Printable CopyFAITH HEALER
Belvoir/State Theatre Company South Australia
The Space
Until 13 Oct 2018

Review by Jamie Wright

Three actors, three characters, four monologues and an air of mystery (and the mystical) – and, apart from the bows, no onstage interaction at all; such is Brian Friel’s “Faith Healer”, the story of travelling faith healer Francis Hardy (Colin Friels); his wife, Grace (Alison Whyte); and his manager, Teddy (Paul Blackwell).

The play opens with Hardy’s first monologue, where he recounts how the trio have eked out a living travelling the backroads of Wales and Scotland. The second ‘act’ is Grace’s monologue where we realise that perhaps Hardy is not the most reliable of narrators – and nor is he as good a man as he might like to think himself. Teddy then gets to tell his version, which provides some answers – but raises more questions. In the fourth and final chapter, Hardy returns to tie the loose ends together. Or does he? There are no easy answers on offer here.

Friels, first up, commands the stage with small, subtle movements and intensity; it’s a superb performance.

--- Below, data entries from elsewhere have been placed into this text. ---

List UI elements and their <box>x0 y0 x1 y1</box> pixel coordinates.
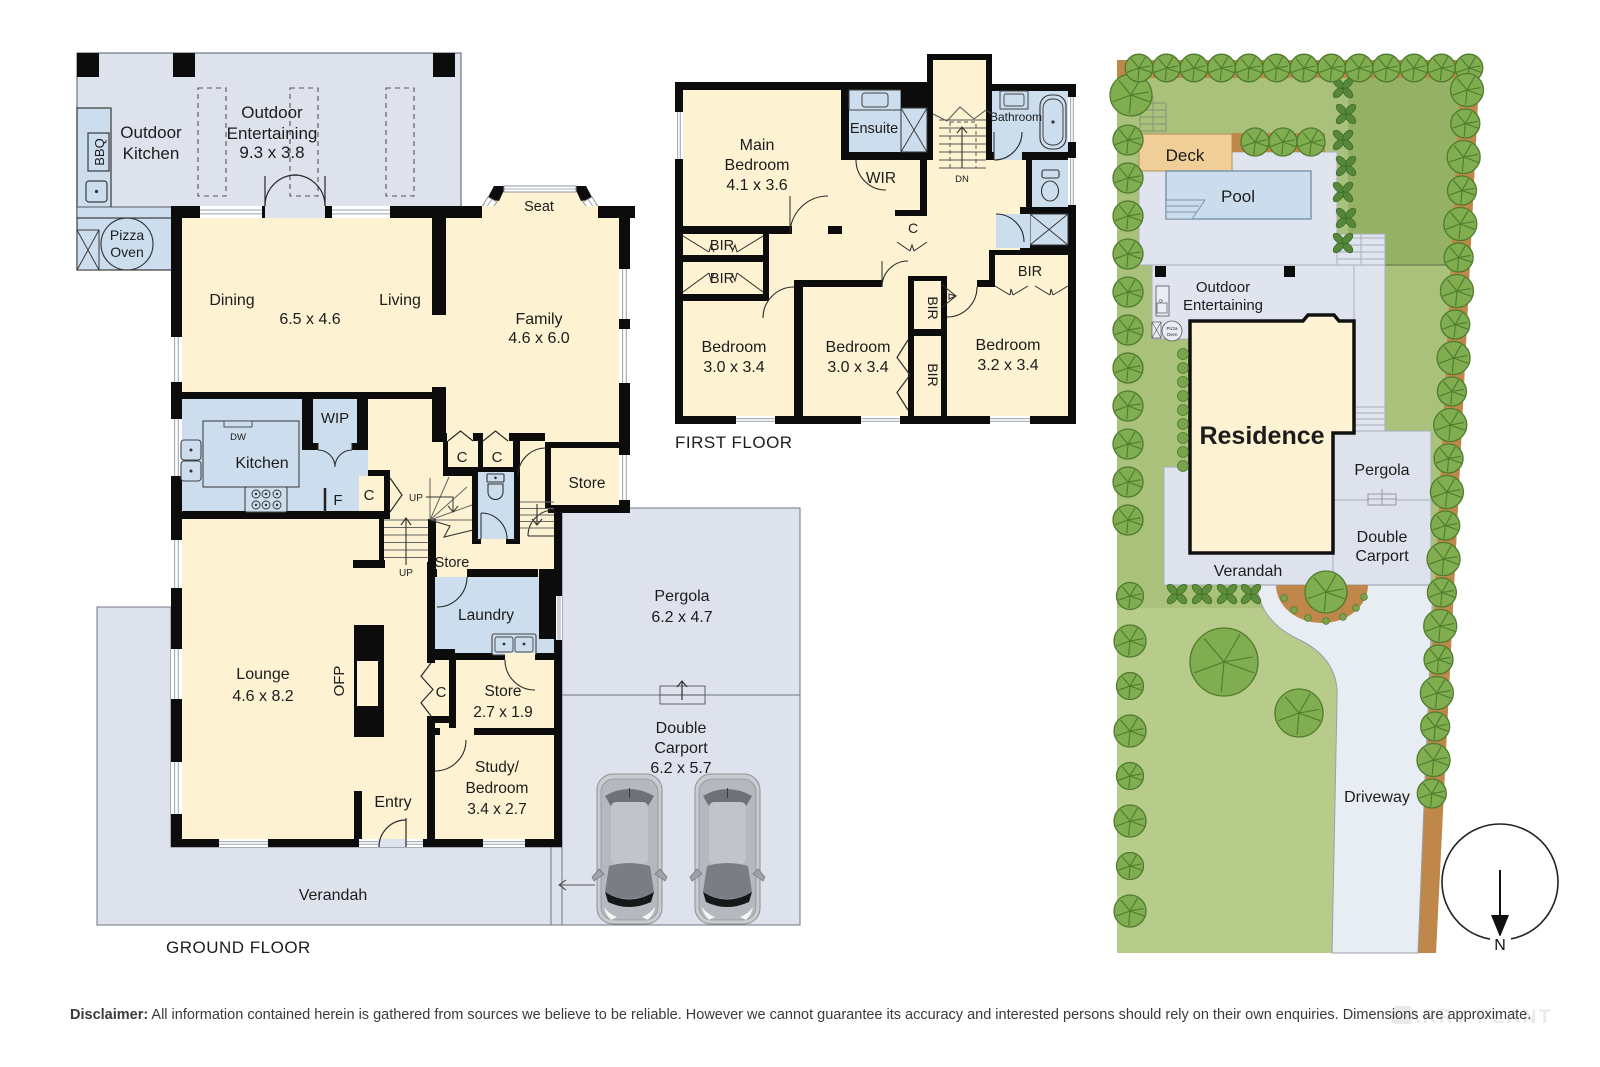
svg-text:Seat: Seat <box>524 199 554 215</box>
svg-text:DN: DN <box>955 174 969 185</box>
svg-text:Double: Double <box>656 720 707 737</box>
svg-text:6.5 x 4.6: 6.5 x 4.6 <box>279 311 340 328</box>
svg-text:Study/: Study/ <box>475 759 520 776</box>
svg-text:Verandah: Verandah <box>1214 563 1283 580</box>
svg-text:Pergola: Pergola <box>1354 462 1409 479</box>
svg-text:Kitchen: Kitchen <box>123 144 180 163</box>
svg-text:N: N <box>1494 937 1506 954</box>
svg-text:C: C <box>364 487 375 504</box>
svg-text:Verandah: Verandah <box>299 887 368 904</box>
svg-text:Entry: Entry <box>374 794 411 811</box>
svg-text:Bedroom: Bedroom <box>466 780 529 797</box>
svg-text:C: C <box>492 449 503 466</box>
svg-text:Kitchen: Kitchen <box>235 455 288 472</box>
svg-text:Outdoor: Outdoor <box>120 123 182 142</box>
svg-text:BIR: BIR <box>1018 264 1042 280</box>
svg-text:Outdoor: Outdoor <box>1196 279 1250 296</box>
svg-text:2.7 x 1.9: 2.7 x 1.9 <box>473 704 532 721</box>
svg-text:Oven: Oven <box>1167 332 1178 337</box>
svg-text:Entertaining: Entertaining <box>1183 297 1263 314</box>
svg-text:Deck: Deck <box>1166 146 1205 165</box>
svg-text:Laundry: Laundry <box>458 607 514 624</box>
svg-text:Store: Store <box>484 683 521 700</box>
svg-text:3.0 x 3.4: 3.0 x 3.4 <box>827 359 888 376</box>
svg-text:3.4 x 2.7: 3.4 x 2.7 <box>467 801 526 818</box>
svg-text:Store: Store <box>435 555 470 571</box>
svg-text:Pergola: Pergola <box>654 588 709 605</box>
svg-text:Lounge: Lounge <box>236 666 289 683</box>
svg-text:4.6 x 6.0: 4.6 x 6.0 <box>508 330 569 347</box>
svg-text:C: C <box>457 449 468 466</box>
svg-text:BIR: BIR <box>925 296 941 319</box>
svg-text:3.0 x 3.4: 3.0 x 3.4 <box>703 359 764 376</box>
svg-text:Pizza: Pizza <box>1166 326 1178 331</box>
svg-text:6.2 x 4.7: 6.2 x 4.7 <box>651 609 712 626</box>
svg-text:Residence: Residence <box>1199 422 1324 450</box>
svg-text:Carport: Carport <box>654 740 708 757</box>
svg-text:BIR: BIR <box>925 363 941 386</box>
svg-text:4.6 x 8.2: 4.6 x 8.2 <box>232 688 293 705</box>
svg-text:Dining: Dining <box>209 292 254 309</box>
svg-text:9.3 x 3.8: 9.3 x 3.8 <box>239 143 304 162</box>
svg-text:Carport: Carport <box>1355 548 1409 565</box>
svg-text:Bedroom: Bedroom <box>826 339 891 356</box>
svg-text:C: C <box>908 220 918 236</box>
svg-text:Living: Living <box>379 292 421 309</box>
svg-text:Pool: Pool <box>1221 187 1255 206</box>
svg-text:Bedroom: Bedroom <box>702 339 767 356</box>
svg-text:FIRST FLOOR: FIRST FLOOR <box>675 433 793 452</box>
svg-text:Pizza: Pizza <box>110 227 144 243</box>
svg-text:DW: DW <box>230 432 246 443</box>
svg-text:Outdoor: Outdoor <box>241 103 303 122</box>
svg-text:3.2 x 3.4: 3.2 x 3.4 <box>977 357 1038 374</box>
svg-text:Oven: Oven <box>110 244 143 260</box>
svg-text:Ensuite: Ensuite <box>850 121 898 137</box>
svg-text:Driveway: Driveway <box>1344 789 1410 806</box>
svg-text:6.2 x 5.7: 6.2 x 5.7 <box>650 760 711 777</box>
svg-text:Disclaimer: All information co: Disclaimer: All information contained he… <box>70 1007 1531 1023</box>
svg-text:BBQ: BBQ <box>92 138 107 165</box>
svg-text:Double: Double <box>1357 529 1408 546</box>
svg-text:GROUND FLOOR: GROUND FLOOR <box>166 938 311 957</box>
svg-text:Bedroom: Bedroom <box>725 157 790 174</box>
svg-text:WIR: WIR <box>866 170 896 187</box>
svg-text:UP: UP <box>409 493 423 504</box>
svg-text:WIP: WIP <box>321 410 349 427</box>
svg-text:Main: Main <box>740 137 775 154</box>
svg-text:Bedroom: Bedroom <box>976 337 1041 354</box>
svg-text:C: C <box>436 684 447 701</box>
svg-text:Bathroom: Bathroom <box>990 110 1042 124</box>
svg-text:UP: UP <box>399 568 413 579</box>
svg-text:F: F <box>333 492 342 509</box>
svg-text:Family: Family <box>515 311 562 328</box>
svg-text:4.1 x 3.6: 4.1 x 3.6 <box>726 177 787 194</box>
svg-text:Store: Store <box>568 475 605 492</box>
svg-text:OFP: OFP <box>331 666 348 697</box>
svg-text:Entertaining: Entertaining <box>227 124 318 143</box>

In the second section, Whyte faces somewhat of a challenge to recapture the audience after such a powerful performance and the slight derailing effect of the scene change – but once the momentum builds, she delivers a compelling performance as the anguished Grace.

After the break – other productions have run without one, but here there was a 20-minute interval – is Teddy. This is – initially at least – a far more broadly comedic piece, and not unwelcome after the heartbreak of the preceding one, and Blackwell’s delivery is superb. But the humour is slowly overtaken by maudlin as the now-inevitable tragedy unfolds even further, and Blackwell moves with it.

Friels then returns to bookend the story, and fill in the final pieces of the puzzle, and he seems different now; is it his performance, or how our perception of the character has changed with the information that has come to light in his absence?

Director Judy Davis and the three performers have taken the dense, wordy narrative and brought it to life – these are long, intense monologues that could easily get bogged down under the weight of the material – but here, in such capable hands, it’s captivating; an engaging mix of excellent script, keen insight and tremendous performances.